Working as a prostitute, it became apparent the mother couldn’t take care of Julie.
She turned to Molly for help.
Molly obtained legal custody of the baby, and they’ve been a family since.
Their life together hasn’t been a bowl of cherries. Julie was diagnosed as autistic with
Pervasive Development Disorder, which impacts the development of socialization
and communication skills, Molly said. PDD is usually detected when a child is three,
but Julie was diagnosed at age two.
Molly loved Julie from early on and wanted her as her legal daughter, so she
adopted her in 1998. Unfortunately, Molly made too much money for Julie to qualify
for state assistance, including insurance. With medical and other assistance
necessary for Julie’s care and development, Molly faced a difficult decision.

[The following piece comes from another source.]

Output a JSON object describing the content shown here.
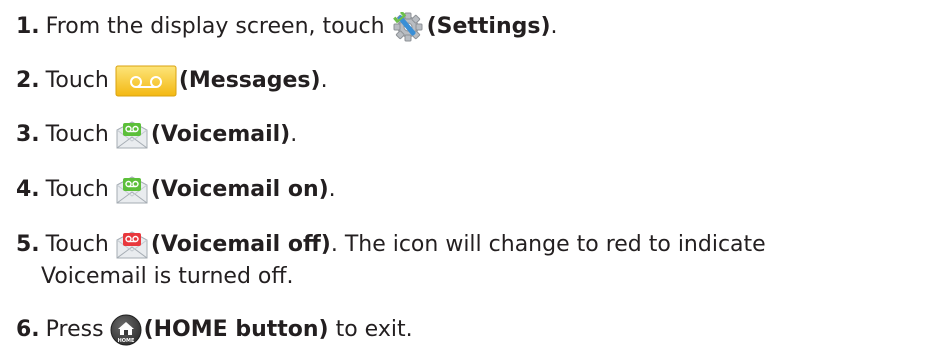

“I had a beautiful house,” Molly said. “But, it came down to either having a nice
house or getting Julie insurance.”
So, while she dreaded surrendering her home, Molly realized it was just a building.
Her love for Julie, arevo uninstaller pro crackeado 2019nd the help she needed and deserved, overrode her dream
home. They could live anywhere together.
Off they went, living in a variety of apartments for the next several years. Because of
Julie’s developmental issues, her behavior was seen by outsiders as possible abuse.

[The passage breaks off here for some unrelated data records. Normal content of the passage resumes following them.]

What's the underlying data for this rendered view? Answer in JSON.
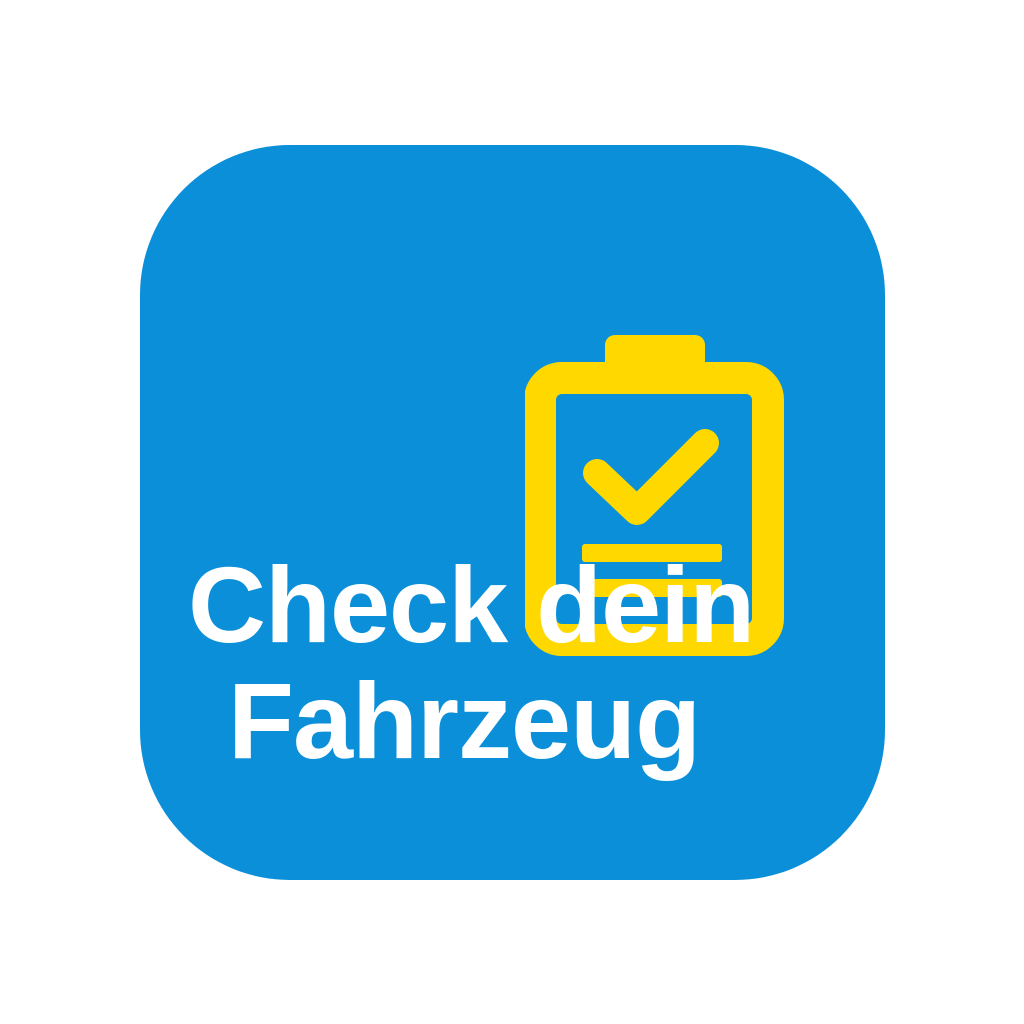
{
  "icon": {
    "name": "clipboard-check-icon",
    "background_color": "#0a8fd8",
    "accent_color": "#ffd800"
  },
  "title": {
    "line1": "Check dein",
    "line2": "Fahrzeug",
    "color": "#ffffff"
  }
}
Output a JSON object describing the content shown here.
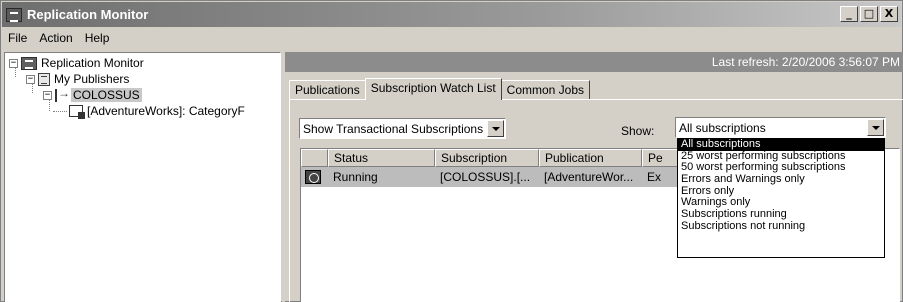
{
  "window": {
    "title": "Replication Monitor",
    "controls": [
      "_",
      "□",
      "X"
    ]
  },
  "menu": {
    "file": "File",
    "action": "Action",
    "help": "Help"
  },
  "tree": {
    "root": "Replication Monitor",
    "publishers": "My Publishers",
    "server": "COLOSSUS",
    "publication": "[AdventureWorks]: CategoryF"
  },
  "refresh": "Last refresh: 2/20/2006 3:56:07 PM",
  "tabs": [
    "Publications",
    "Subscription Watch List",
    "Common Jobs"
  ],
  "filter": {
    "type_value": "Show Transactional Subscriptions",
    "show_label": "Show:",
    "show_value": "All subscriptions"
  },
  "grid": {
    "headers": [
      "",
      "Status",
      "Subscription",
      "Publication",
      "Pe"
    ],
    "rows": [
      {
        "status": "Running",
        "subscription": "[COLOSSUS].[...",
        "publication": "[AdventureWor...",
        "extra": "Ex"
      }
    ]
  },
  "show_options": [
    "All subscriptions",
    "25 worst performing subscriptions",
    "50 worst performing subscriptions",
    "Errors and Warnings only",
    "Errors only",
    "Warnings only",
    "Subscriptions running",
    "Subscriptions not running"
  ]
}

“It was a challenge caring for her,” Molly said. “People called Child Protective
Services when she had meltdowns.”
Having to find new places to live, the family bounced around, calling 5-7 apartments
home over the years.
Tired of regular moves, Molly wanted to again have a house that they could call
theirs. In what she believes was a miracle from God, Molly learned about Habitat for
Humanity, and was encourfraps downloadaged to apply. She thought it was a long shot, but
dreamed of living in their own, permanent home.
Having to move apartments once again, Molly pretty much gave up on the Habitat for
Humanity house. But, as miracles often happen, by chance she was finally
contacted, they’d been looking for her, but didn’t have her new address.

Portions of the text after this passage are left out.